Yes, No, Do not know
I do not know because I do not know what is considered as a significant change in temperature in meteology or whatever the field of importance. Also I’d like to see 95% confidence band to see.
Year was not labelled. Y-axis did not have to start at 0. Apparently 2 degree difference is a significant change.
Question: Evaluate the strength of the claim based on the data: “Soon after this legislation was passed, gun deaths sharply declined.”
Very strong, strong, weak, very week, do not know
The y-axis was reversed, which is counter-intuitive to most readers. Again, there was not enough information to determine if the claim is true or not.
Choice of colour makes difference in interpretation of the figure. The y-axis is not to be upside down.
Great resource for selecting the right plot: https://www.data-to-viz.com/ ; encourage you all to consult it when choosing to visualize data.
Left hand side (0-0.6%) vs. right hand side (86 to 95%); these 2 y-axes differ by 100 fold. In fact, the autisum prevalence has stayed constant over time.
Avoid
We will be filling these principles in together as a class
Instructions: Here is a code chunk that shows an effective visualization. First, copy this code chunk into a new cell. Then, modify it to purposely make this chart “bad” by breaking the principles of effective visualization above. Your final chart still needs to run/compile and it should still produce a plot.
How many of the principles did you manage to break?
Did you know that you can make interactive graphs and plots in R using the plotly library? We will show you a demo of what plotly is and why it’s useful, and then you can try converting a static ggplot graph into an interactive plotly graph.
This is a preview of what we’ll be doing in STAT 547 - making dynamic and interactive dashboards using R!
library(tidyverse)
## -- Attaching packages ------------------------- tidyverse 1.2.1 --
## v ggplot2 3.2.1 v purrr 0.3.2
## v tibble 2.1.3 v dplyr 0.8.3
## v tidyr 1.0.0 v stringr 1.4.0
## v readr 1.3.1 v forcats 0.4.0
## -- Conflicts ---------------------------- tidyverse_conflicts() --
## x dplyr::filter() masks stats::filter()

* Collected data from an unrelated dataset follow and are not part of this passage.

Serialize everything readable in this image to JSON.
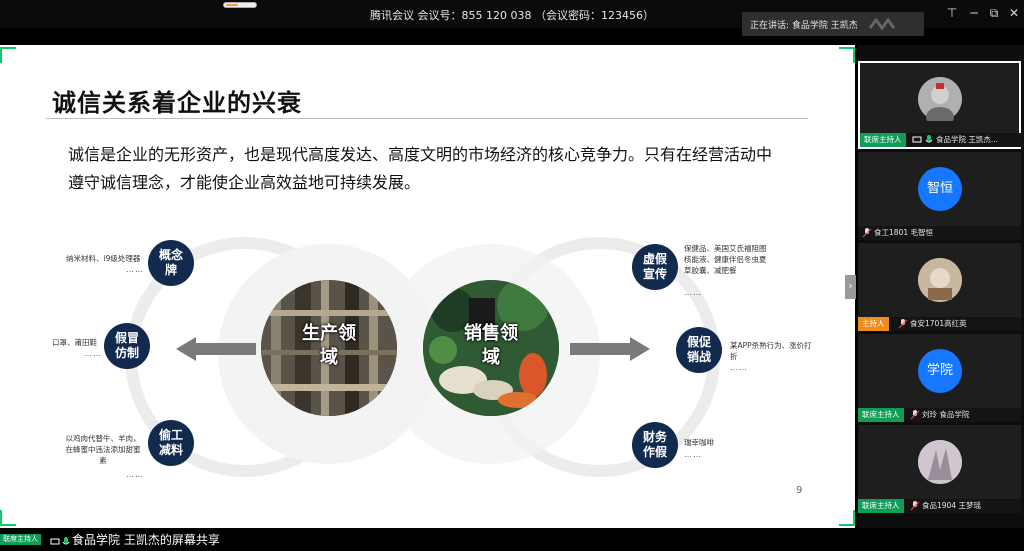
{
  "app": {
    "title": "腾讯会议  会议号：855 120 038  （会议密码：123456）",
    "speaking": "正在讲话: 食品学院  王凯杰"
  },
  "window_controls": {
    "pin": "⊤",
    "minimize": "─",
    "restore": "⧉",
    "close": "✕"
  },
  "slide": {
    "title": "诚信关系着企业的兴衰",
    "paragraph_line1": "诚信是企业的无形资产，也是现代高度发达、高度文明的市场经济的核心竞争力。只有在经营活动中",
    "paragraph_line2": "遵守诚信理念，才能使企业高效益地可持续发展。",
    "production_label": "生产领域",
    "sales_label": "销售领域",
    "page_number": "9",
    "left_nodes": [
      {
        "label": "概念牌",
        "note": "纳米材料、i9级处理器",
        "dots": "……"
      },
      {
        "label": "假冒仿制",
        "note": "口罩、莆田鞋",
        "dots": "……"
      },
      {
        "label": "偷工减料",
        "note": "以鸡肉代替牛、羊肉，在蜂蜜中违法添加甜蜜素",
        "dots": "……"
      }
    ],
    "right_nodes": [
      {
        "label": "虚假宣传",
        "note": "保健品、美国艾氏福阻图核能液、健康伴侣冬虫夏草胶囊、减肥餐",
        "dots": "……"
      },
      {
        "label": "假促销战",
        "note": "某APP杀熟行为、涨价打折",
        "dots": "……"
      },
      {
        "label": "财务作假",
        "note": "瑞幸咖啡",
        "dots": "……"
      }
    ]
  },
  "participants": [
    {
      "role": "联席主持人",
      "name": "食品学院  王凯杰...",
      "avatar": "photo-avatar",
      "role_color": "#0f9d58"
    },
    {
      "role": "",
      "name": "食工1801 毛智恒",
      "avatar_text": "智恒",
      "role_color": ""
    },
    {
      "role": "主持人",
      "name": "食安1701高红英",
      "avatar": "photo-avatar",
      "role_color": "#f08c1e"
    },
    {
      "role": "联席主持人",
      "name": "刘玲 食品学院",
      "avatar_text": "学院",
      "role_color": "#0f9d58"
    },
    {
      "role": "联席主持人",
      "name": "食品1904 王梦瑶",
      "avatar": "photo-avatar",
      "role_color": "#0f9d58"
    }
  ],
  "bottom": {
    "badge": "联席主持人",
    "share_text": "食品学院  王凯杰的屏幕共享"
  },
  "colors": {
    "accent_green": "#12c86a",
    "node_navy": "#122a4e",
    "blue_avatar": "#1677ff"
  }
}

## x dplyr::lag() masks stats::lag()
library(gapminder)
library(plotly)
##
## Attaching package: 'plotly'
## The following object is masked from 'package:ggplot2':
##
## last_plot
## The following object is masked from 'package:stats':
##
## filter
## The following object is masked from 'package:graphics':
##
## layout
p<-ggplot(gapminder, aes(x=gdpPercap, y=lifeExp, color=continent))+geom_point()
p %>% ggplotly() #Interactive plot
#plot_ly syntax
gapminder %>% plot_ly(x= ~gdpPercap, y= ~lifeExp,
color= ~continent,
type='scatter',
mode='markers') #'line' for line
#it should be rendered as html unless you save an img file
Sys.setenv("plotly_username"="julieagnes") #double check function name
Sys.setenv("plotly_api_key"="fxpJFGku76V59wmye6Px")
api_create(p, filename='cm013-plotly-example')
## Found a grid already named: 'cm013-plotly-example Grid'. Since fileopt='overwrite', I'll try to update it
## Found a plot already named: 'cm013-plotly-example'. Since fileopt='overwrite', I'll try to update it
You are highly encouraged to the cm013 supplemental exercises worksheet. It is a great guide that will take you through Scales, Colours, and Themes in ggplot. There is also a short guided activity showing you how to make a ggplot interactive using plotly.